So long, snout

4 min read

Research helps answer how birds got their beaks

Birds are among the most successful creatures on the planet, with more than 10,000 species living across the globe, occupying a dizzying array of niches and eating everything from large animals to hard-to-open nuts and seeds.

Part of the key to that success, scientists say, might be right in front of their faces.

Led by Arkhat Abzhanov, a former associate professor of organismic and evolutionary biology, a team of researchers has shown that bird beaks are the result of skeletal changes controlled by two genetic pathways, shedding light on the origins of one of nature’s most efficient tools.
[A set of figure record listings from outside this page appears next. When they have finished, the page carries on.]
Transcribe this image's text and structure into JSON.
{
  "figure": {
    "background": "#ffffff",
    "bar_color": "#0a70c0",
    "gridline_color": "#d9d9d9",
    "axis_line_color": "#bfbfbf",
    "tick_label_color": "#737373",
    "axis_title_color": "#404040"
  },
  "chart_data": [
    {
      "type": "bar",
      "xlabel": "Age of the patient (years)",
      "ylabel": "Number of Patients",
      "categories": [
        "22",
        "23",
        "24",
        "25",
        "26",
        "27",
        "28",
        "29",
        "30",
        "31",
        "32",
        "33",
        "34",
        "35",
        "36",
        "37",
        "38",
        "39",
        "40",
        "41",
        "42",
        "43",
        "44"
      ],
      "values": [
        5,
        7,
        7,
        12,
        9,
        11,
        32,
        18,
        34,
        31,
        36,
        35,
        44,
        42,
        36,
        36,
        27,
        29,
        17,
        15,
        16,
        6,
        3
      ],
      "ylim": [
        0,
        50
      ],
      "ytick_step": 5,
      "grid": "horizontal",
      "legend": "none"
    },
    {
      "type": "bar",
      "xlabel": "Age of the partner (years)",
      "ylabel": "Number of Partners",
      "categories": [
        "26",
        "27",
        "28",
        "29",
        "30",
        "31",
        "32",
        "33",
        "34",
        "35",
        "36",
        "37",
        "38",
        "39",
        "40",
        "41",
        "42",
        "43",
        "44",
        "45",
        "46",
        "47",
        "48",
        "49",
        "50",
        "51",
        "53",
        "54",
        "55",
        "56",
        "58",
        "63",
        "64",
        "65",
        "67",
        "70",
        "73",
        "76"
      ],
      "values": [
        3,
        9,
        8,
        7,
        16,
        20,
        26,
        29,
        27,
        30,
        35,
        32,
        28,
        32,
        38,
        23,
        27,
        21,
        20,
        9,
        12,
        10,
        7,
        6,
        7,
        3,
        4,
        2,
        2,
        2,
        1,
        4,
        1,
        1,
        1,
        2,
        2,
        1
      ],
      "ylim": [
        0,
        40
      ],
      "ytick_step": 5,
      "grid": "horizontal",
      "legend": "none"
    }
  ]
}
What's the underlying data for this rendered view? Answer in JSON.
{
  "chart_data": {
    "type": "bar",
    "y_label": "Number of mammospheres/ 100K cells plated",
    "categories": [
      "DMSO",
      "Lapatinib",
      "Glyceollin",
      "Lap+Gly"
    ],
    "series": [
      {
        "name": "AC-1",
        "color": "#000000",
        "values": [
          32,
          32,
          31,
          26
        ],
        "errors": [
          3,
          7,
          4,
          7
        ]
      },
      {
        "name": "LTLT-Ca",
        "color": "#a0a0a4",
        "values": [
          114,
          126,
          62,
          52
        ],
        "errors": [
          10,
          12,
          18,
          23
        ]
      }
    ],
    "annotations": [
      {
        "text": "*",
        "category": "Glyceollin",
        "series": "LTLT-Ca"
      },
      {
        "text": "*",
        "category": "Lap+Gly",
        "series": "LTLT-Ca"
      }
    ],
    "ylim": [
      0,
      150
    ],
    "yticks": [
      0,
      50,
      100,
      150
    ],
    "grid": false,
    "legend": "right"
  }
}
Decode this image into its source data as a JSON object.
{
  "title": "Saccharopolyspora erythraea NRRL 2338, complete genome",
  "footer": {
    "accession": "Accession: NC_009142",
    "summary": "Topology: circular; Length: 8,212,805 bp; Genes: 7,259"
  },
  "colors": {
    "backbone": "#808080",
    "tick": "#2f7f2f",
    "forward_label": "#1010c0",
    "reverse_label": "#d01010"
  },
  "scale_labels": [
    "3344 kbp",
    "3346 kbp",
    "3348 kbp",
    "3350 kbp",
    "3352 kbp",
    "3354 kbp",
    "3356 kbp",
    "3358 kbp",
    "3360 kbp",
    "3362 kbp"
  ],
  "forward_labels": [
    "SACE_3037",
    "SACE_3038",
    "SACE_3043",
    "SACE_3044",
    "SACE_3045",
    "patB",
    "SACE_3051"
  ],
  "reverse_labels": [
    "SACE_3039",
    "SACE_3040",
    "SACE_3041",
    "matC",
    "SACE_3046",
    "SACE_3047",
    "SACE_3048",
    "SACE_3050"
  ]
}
The study was described in a paper published earlier this year in the journal Evolution.

“The evolution of the beak was a seminal step for modern birds that made them distinct from primitive birds who still had snouts,” Abzhanov said. “With this paper we wanted to understand that process in mechanistic terms.”

The first step toward answers, Abzhanov said, was to clarify why birds have beaks at all.

“The immediate ancestors of birds had very long fingers and a somewhat opposable thumb,” he said. “It’s believed they could use their hands to build nests and manipulate small prey … and that’s exactly what birds lost when they evolved wings — those fingers became bones in the wing. So once birds lost them, they replaced them with a finger on their face — the beak.

“Both the upper and lower beak can move, so it works like pincers, allowing a level of accuracy in handling and manipulating objects you can only achieve with fingers. I like to show my students a video of weaver birds, which use long grasses to weave nests, and even tie real knots during construction. You cannot do that with a snout.”

To get an up-close-and-personal view of how developmental patterns reveal the evolution of birds, Abzhanov and colleagues turned to their closest living relative — the alligator, a crocodilian.

“Because we can get live alligator embryos with snouts, we can actually compare them with beaked modern birds to see how they develop their faces, and what genes are activating during that process,” Abzhanov said.

The team discovered two genetic pathways, both of which are present in virtually all vertebrates, but which work differently in the development of bird faces.

These signaling pathways, FGF8 and WNT, tell cells how to proliferate and differentiate, and in land vertebrates are normally expressed in two regions, around the left and right nasal pits. In birds, however, expression also occurs in the middle of the face, causing the two regions to fuse to produce a single beak bone instead of paired facial bones.

“We later found that FGF8 mediates the expression of WNT,” Abzhanov said. “So the critical molecule in this entire story is FGF8. It’s expressed very early, and only transiently, but this change, this novel medial expression of FGF8, coincides with the appearance of the beak in modern birds.”

For insight into beak development, Abzhanov and colleagues interrupted the pathways in chickens, producing embryos with facial bones that looked remarkably like their snouted dinosaur ancestors.

“What happened is we got a range of phenotypes,” Abzhanov said. “Some looked fairly normal, and others were very different. In some embryos the bones that make up the beak did not fuse properly and developed more blunt shapes.”

The results of the study, he said, indicate that beaks did not emerge fully formed, but developed gradually through intermediate shape changes, some of which are yet to be found in the fossil record.

“We suggest paleontologists will be able to find fossils in the future which will bridge this gap between beaked modern birds and their snouted ancestors,” Abzhanov said. “That transition may have happened in an isolated geographic area, or may have happened very quickly, so they may be hard to find, but we predict that such transitional fossils will eventually be recovered and they will match some of our experimental animals.”

He added: “What’s important is we can now explain an important characteristic of the face unique to modern birds, an example of an evolutionary novelty.”